Petitioner, a certified public accountant, was familiar with the tax law and with the proper legal relationship between a corporation and its shareholders. Petitioner admitted that he would not advise a client to conduct business affairs with his or her controlled corporation in the way that he, petitioner, had done. Because petitioner has virtually conceded that his behavior was unacceptable, we conclude that he was negligent and is properly liable for an addition to tax under section 6653(a)(1) and (2).
The fourth and final issue for our consideration is whether petitioner is liable for an addition to tax for a substantial understatement of tax pursuant to section 6661. Section 6661 imposes an addition to tax equal to 25 percent of the entire underpayment of any taxable year in which there is a substantial understatement in income tax. 5
5 In 1984, section 6661(a) provided for an addition to tax equal to ten percent of an underpayment of tax attributable to a substantial understatement of income tax. The rate was subsequently increased to 25 percent and made applicable to additions assessed after October 21, 1986. Pallottini v. Commissioner [Dec. 44,671], 90 T.C. 498 (1988).

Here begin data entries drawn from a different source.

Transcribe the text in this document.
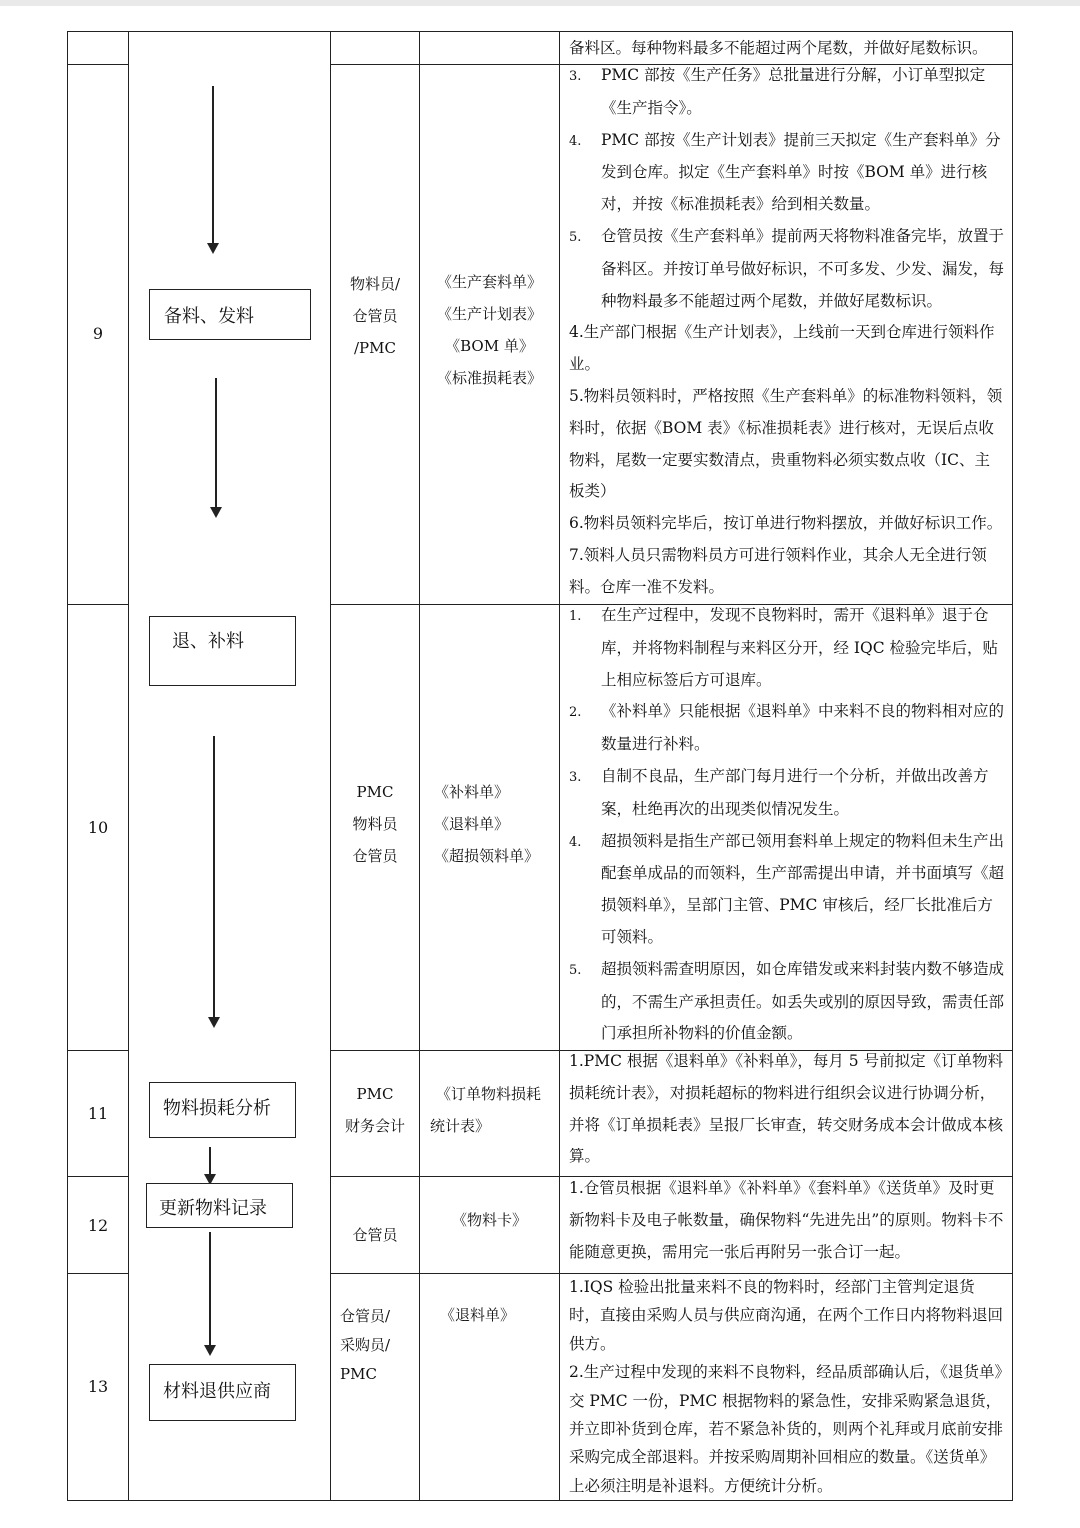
备料、发料
退、补料
物料损耗分析
更新物料记录
材料退供应商

备料区。每种物料最多不能超过两个尾数，并做好尾数标识。

9
物料员/
仓管员
/PMC
《生产套料单》
《生产计划表》
《BOM 单》
《标准损耗表》

3. PMC 部按《生产任务》总批量进行分解，小订单型拟定《生产指令》。

4. PMC 部按《生产计划表》提前三天拟定《生产套料单》分发到仓库。拟定《生产套料单》时按《BOM 单》进行核对，并按《标准损耗表》给到相关数量。

5. 仓管员按《生产套料单》提前两天将物料准备完毕，放置于备料区。并按订单号做好标识，不可多发、少发、漏发，每种物料最多不能超过两个尾数，并做好尾数标识。

4.生产部门根据《生产计划表》，上线前一天到仓库进行领料作业。

5.物料员领料时，严格按照《生产套料单》的标准物料领料，领料时，依据《BOM 表》《标准损耗表》进行核对，无误后点收物料，尾数一定要实数清点，贵重物料必须实数点收（IC、主板类）

6.物料员领料完毕后，按订单进行物料摆放，并做好标识工作。

7.领料人员只需物料员方可进行领料作业，其余人无全进行领料。仓库一准不发料。

10
PMC
物料员
仓管员
《补料单》
《退料单》
《超损领料单》

1. 在生产过程中，发现不良物料时，需开《退料单》退于仓库，并将物料制程与来料区分开，经 IQC 检验完毕后，贴上相应标签后方可退库。

2. 《补料单》只能根据《退料单》中来料不良的物料相对应的数量进行补料。

3. 自制不良品，生产部门每月进行一个分析，并做出改善方案，杜绝再次的出现类似情况发生。

4. 超损领料是指生产部已领用套料单上规定的物料但未生产出配套单成品的而领料，生产部需提出申请，并书面填写《超损领料单》，呈部门主管、PMC 审核后，经厂长批准后方可领料。

5. 超损领料需查明原因，如仓库错发或来料封装内数不够造成的，不需生产承担责任。如丢失或别的原因导致，需责任部门承担所补物料的价值金额。

11
PMC
财务会计
《订单物料损耗
统计表》

1.PMC 根据《退料单》《补料单》，每月 5 号前拟定《订单物料损耗统计表》，对损耗超标的物料进行组织会议进行协调分析，并将《订单损耗表》呈报厂长审查，转交财务成本会计做成本核算。

12	仓管员
《物料卡》

1.仓管员根据《退料单》《补料单》《套料单》《送货单》及时更新物料卡及电子帐数量，确保物料“先进先出”的原则。物料卡不能随意更换，需用完一张后再附另一张合订一起。

13
仓管员/
采购员/
PMC
《退料单》

1.IQS 检验出批量来料不良的物料时，经部门主管判定退货时，直接由采购人员与供应商沟通，在两个工作日内将物料退回供方。

2.生产过程中发现的来料不良物料，经品质部确认后，《退货单》交 PMC 一份，PMC 根据物料的紧急性，安排采购紧急退货，并立即补货到仓库，若不紧急补货的，则两个礼拜或月底前安排采购完成全部退料。并按采购周期补回相应的数量。《送货单》上必须注明是补退料。方便统计分析。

An understatement is considered substantial if the amount of the understatement exceeds the greater of ten percent of the amount required to be shown on the return, or $5,000. Sec. 6661(b)(1). An understatement is the amount by which the amounts required to be shown on the return exceed the amounts actually shown on the return. Woods v. Commissioner [Dec. 44,903], 91 T.C. 88 (1988). The understatement of petitioners' tax is far in excess of $5,000.
If the taxpayer has substantial authority for the tax treatment of any item on his return, the understatement is reduced by the amount attributable to such items. Sec. 6661(b)(2)(B)(i). Furthermore, if the taxpayer adequately disclosed on his return the relevant facts pertaining to any tax item, the amount of the understatement is reduced by the amount of such items. Sec. 6661(b)(2)(B)(ii). However, petitioner had no authority for his position; in fact he knew that his behavior was not defensible, and he did not disclose any facts with respect to the alleged loans. We conclude that petitioners are liable for an addition to tax pursuant to section 6661.
In light of the foregoing,
Decision will be entered for the respondent.